- #1
marissag
- 11
- 0
Homework Statement
A positive point charge Q1 = 1.9 x 10^-5C is fixed at the origin of coordinates, and aa negative charge Q2 = -6.5 x 10^-6C is fixed to the axis at x = +2.0m. Find the location of the place(s) along the x-axis where the electric field due to these two charges is zero. IF there is only one location then enter zero for the second location.
x = ______m
x = ______m
The Attempt at a Solution
for the distance I used Q1 = x and Q2 = abs val of 2-x and then used the equation of Q1/r1^2 = Q2/r2^2
so I started out with ::::
first (1.9 x 10^-5C)/x^2 = (-6.5 x 10^-6C)/((2-x)^2)

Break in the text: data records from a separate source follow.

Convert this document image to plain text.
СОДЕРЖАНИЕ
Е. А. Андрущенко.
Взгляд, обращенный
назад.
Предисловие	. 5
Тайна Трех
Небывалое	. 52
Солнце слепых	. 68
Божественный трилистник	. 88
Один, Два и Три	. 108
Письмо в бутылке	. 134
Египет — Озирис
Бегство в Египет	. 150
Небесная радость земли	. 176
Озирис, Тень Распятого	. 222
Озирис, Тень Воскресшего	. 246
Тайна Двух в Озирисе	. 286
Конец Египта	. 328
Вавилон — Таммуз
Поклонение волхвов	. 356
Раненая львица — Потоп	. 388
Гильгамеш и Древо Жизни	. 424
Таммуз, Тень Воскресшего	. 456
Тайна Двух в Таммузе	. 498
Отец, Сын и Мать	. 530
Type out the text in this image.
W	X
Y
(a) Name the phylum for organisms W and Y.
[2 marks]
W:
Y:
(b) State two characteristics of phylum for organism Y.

then (1.9 x 10^-5C)/x^2 = (-6.5 x 10^-6C)/(x^2-4x+4)
then multiplied both denominators to get rid of them and got:::
(1.9 x 10^-5C)(x^2-4x+4) = (-6.5 x 10^-6C)(x^2)
then multiplied them all out and got:::
(2.55 x 10^-5C)(x2) - (7.6 x 10^-5)(x) + ((7.6 x 10^-5) = 0
at this point I used the quadratic formula and used:::
a = 2.55 x 10^-5
b = 7.5 x 10^-5
c = 7.5 x 10^-5
Now...here is the problem. When I plug these all into the quadratic formula I end up with a negative number in the square root which you can't take the square root of...
any help is appreciated...anybody to show me where I went wrong is appreciated as well!